Notice Matthew’s use of the phrase wonderful things when he describes the miracles Jesus performed, yet he says the chief priests and the scribes were indignant, they were angry, that these wonderful things instead prompted them to seek out his destruction. What we’re supposed to see is that their reaction is wrong, that it’s evil, wonderful things shouldn’t elicit anger, or indignation, it should elicit praise and joy. But not so for the chief priests and scribes.

Zeal and reproach

In what appears to be a parallel account of this incident in John 2:17, the Apostle John says, that after Jesus upended the tables,

17 His disciples remembered that it was written, “Zeal for your house will consume me.”

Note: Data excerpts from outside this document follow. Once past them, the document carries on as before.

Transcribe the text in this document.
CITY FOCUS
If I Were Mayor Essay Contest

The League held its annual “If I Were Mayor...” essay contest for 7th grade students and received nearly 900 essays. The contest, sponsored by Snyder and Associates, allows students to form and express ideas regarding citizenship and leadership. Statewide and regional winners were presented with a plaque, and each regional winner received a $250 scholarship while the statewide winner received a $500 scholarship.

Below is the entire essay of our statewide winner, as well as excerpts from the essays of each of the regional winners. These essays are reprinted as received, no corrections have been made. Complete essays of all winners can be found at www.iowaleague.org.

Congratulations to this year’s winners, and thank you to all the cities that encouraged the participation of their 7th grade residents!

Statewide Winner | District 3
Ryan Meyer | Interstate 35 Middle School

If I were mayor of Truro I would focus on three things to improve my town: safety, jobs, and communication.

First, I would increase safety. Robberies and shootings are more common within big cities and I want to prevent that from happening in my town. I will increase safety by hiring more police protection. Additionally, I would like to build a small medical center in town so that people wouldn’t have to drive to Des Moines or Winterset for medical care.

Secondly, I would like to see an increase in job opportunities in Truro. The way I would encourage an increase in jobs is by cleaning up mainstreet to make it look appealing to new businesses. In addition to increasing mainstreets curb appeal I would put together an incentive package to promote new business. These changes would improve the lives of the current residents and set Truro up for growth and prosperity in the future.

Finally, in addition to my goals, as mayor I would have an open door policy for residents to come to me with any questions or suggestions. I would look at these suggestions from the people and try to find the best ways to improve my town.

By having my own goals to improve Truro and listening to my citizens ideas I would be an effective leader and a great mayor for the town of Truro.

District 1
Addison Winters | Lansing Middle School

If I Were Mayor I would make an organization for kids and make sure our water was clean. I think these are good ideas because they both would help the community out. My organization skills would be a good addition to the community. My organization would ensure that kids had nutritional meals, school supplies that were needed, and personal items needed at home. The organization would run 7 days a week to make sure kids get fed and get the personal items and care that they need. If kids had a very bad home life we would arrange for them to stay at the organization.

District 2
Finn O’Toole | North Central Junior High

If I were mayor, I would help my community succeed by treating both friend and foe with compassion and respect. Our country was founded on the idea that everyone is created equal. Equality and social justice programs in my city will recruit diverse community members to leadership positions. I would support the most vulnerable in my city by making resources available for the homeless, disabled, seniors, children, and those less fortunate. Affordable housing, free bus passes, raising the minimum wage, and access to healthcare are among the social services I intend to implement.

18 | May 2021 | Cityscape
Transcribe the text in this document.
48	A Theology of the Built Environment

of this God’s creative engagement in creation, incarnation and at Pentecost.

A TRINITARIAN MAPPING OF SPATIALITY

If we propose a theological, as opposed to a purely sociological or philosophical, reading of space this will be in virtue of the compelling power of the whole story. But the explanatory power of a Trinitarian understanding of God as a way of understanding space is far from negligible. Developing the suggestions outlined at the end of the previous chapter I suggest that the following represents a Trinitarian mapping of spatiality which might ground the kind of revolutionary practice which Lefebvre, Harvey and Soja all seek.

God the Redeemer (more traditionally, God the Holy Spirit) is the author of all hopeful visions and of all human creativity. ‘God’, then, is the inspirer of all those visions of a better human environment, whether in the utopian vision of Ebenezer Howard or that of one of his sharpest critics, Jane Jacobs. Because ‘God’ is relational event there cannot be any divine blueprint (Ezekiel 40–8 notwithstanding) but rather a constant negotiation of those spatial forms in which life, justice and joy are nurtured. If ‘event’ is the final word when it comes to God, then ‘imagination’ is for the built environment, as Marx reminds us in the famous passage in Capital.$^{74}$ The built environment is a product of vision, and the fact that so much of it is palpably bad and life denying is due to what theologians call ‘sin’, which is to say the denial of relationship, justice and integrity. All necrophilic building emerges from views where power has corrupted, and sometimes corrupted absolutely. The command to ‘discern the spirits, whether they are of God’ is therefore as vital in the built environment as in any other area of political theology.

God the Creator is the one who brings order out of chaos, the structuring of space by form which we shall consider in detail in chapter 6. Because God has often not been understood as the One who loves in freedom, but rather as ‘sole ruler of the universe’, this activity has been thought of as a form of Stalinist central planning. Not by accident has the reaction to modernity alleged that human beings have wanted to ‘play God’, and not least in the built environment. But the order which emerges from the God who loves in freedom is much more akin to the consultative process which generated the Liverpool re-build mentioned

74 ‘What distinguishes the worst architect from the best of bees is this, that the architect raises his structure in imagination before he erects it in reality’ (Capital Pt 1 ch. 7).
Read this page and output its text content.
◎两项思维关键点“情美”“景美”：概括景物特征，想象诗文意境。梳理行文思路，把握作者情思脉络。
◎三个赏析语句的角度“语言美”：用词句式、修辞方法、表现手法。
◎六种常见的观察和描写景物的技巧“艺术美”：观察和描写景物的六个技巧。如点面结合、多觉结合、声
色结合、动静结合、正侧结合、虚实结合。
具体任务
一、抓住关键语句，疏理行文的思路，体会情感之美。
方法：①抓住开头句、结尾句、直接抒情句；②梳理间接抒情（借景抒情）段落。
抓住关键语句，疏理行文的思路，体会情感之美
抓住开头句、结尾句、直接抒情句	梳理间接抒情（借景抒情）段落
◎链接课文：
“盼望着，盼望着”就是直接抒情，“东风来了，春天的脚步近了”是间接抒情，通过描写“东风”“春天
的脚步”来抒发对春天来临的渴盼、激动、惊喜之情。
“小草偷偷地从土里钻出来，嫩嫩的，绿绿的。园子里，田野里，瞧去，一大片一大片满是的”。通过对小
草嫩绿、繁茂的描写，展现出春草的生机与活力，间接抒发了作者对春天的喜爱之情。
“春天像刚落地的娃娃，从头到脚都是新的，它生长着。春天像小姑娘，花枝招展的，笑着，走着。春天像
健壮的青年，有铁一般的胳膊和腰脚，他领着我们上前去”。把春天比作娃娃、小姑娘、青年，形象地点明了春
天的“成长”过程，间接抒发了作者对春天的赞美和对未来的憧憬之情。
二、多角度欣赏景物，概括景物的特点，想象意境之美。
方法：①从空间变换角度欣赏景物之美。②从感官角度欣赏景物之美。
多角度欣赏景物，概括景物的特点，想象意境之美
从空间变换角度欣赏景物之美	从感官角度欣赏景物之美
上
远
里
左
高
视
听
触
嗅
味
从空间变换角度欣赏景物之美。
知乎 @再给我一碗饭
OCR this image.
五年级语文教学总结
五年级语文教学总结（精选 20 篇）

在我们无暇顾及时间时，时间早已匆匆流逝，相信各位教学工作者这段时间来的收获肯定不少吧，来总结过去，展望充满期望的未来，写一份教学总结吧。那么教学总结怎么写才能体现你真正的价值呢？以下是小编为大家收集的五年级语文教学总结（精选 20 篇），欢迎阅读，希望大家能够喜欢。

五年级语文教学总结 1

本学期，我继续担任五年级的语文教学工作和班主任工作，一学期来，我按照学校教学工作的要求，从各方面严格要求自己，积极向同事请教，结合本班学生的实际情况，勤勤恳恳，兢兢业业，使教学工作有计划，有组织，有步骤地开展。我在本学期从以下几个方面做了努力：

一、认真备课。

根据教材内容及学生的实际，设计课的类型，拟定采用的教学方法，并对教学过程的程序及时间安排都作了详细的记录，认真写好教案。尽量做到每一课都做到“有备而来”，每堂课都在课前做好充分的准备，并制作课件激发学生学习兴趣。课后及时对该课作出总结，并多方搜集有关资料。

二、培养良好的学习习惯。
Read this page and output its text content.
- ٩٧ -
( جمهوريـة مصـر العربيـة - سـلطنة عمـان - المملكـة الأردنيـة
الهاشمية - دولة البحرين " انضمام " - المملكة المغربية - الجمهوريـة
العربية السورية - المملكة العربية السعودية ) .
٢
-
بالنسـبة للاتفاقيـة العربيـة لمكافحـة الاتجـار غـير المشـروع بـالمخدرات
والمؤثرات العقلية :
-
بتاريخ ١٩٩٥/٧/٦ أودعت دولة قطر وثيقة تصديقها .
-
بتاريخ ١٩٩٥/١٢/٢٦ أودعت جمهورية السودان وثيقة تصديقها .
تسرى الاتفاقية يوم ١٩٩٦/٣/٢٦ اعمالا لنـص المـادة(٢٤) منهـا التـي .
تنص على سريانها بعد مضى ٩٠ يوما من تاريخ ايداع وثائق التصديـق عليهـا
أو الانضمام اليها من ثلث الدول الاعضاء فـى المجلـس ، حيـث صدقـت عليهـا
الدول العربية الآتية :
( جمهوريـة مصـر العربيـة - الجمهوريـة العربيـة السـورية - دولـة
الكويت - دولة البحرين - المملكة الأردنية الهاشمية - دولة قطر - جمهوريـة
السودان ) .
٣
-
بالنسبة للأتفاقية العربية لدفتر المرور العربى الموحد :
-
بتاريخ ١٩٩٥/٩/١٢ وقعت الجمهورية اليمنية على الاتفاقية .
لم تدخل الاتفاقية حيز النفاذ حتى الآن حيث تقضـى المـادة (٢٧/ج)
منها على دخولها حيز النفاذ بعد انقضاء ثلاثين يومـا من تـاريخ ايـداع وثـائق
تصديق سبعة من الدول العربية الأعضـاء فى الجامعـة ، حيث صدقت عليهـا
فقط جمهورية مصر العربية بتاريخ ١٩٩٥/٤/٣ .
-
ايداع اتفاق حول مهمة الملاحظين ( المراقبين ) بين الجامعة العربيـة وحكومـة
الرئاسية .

Now, this text is taken from Psalm 69:9 where David is lamenting the reproach (or disapproval) that has fallen upon him because of his zeal (passion) for God’s house. In other words, because David was so passionate for God’s house, it’s caused those who did not share his zeal to despise him. Which is exactly what’s happening to Jesus. His zeal for God’s house has consumed him, and it’s generated in him outrage toward the money-changers in the Temple, but his outrage doesn’t stop their, the money-changers and businesses are there because of the chief priests. Therefore, Jesus’ zeal for his house is a direct assault against the actions of the chief priests, so they take offense at him. His zeal makes them look bad, his criticism of the money-changers in the Temple is an assault against their own character and so their reproach falls upon Jesus, they hate him and they want to destroy him.
Which is why these little children make them so angry! They’re running around the temple crying, “Hosanna to the Son of David!” and the chief priests can’t stand it! And so they say to Jesus, “Don’t you hear what they’re saying!” And Jesus says to them, “Yep, I do! And have you never read Psalm 8:2?”

“ ‘Out of the mouth of infants and nursing babies

you have prepared praise’?”

In fact, Psalm 8:2 goes on to say that God uses the praise of babies and infants to still his enemies. So just as God silences his enemies by the weakest things, so the chief priests and scribes are silenced by the cries of these small children. Jesus’ authority is vindicated, even by these children.

Closing

And this in many ways is a parable for us as believers. Jesus bore the reproach and rejection of the Jews, and likewise our identification with Christ will also mean that we too will share in that same kind of rejection and reproach from the world. When Jesus was crucified and bore the punishment for our sin, he hung just outside the city of Jerusalem at a place called Golgotha, which also was representative of Jerusalem’s ultimate rejection of him. Jesus’ disciples would also have to face expulsion from Jewish society to their their synagogues, all because of their identification with Christ, they would be excommunicated. And for some that even meant death. But ultimately the disciples saw the reproach and their suffering as an honor.
In Acts 5:40 the Apostles were arrested for preaching that Christ is Jesus and it says that the high priest and others arrested them and,

beat them and charged them not to speak in the name of Jesus, and let them go. 41 Then they left the presence of the council, rejoicing that they were counted worthy to suffer dishonor for the name. 42 And every day, in the temple and from house to house, they did not cease teaching and preaching that the Christ is Jesus.

We will bear the reproach that Jesus did.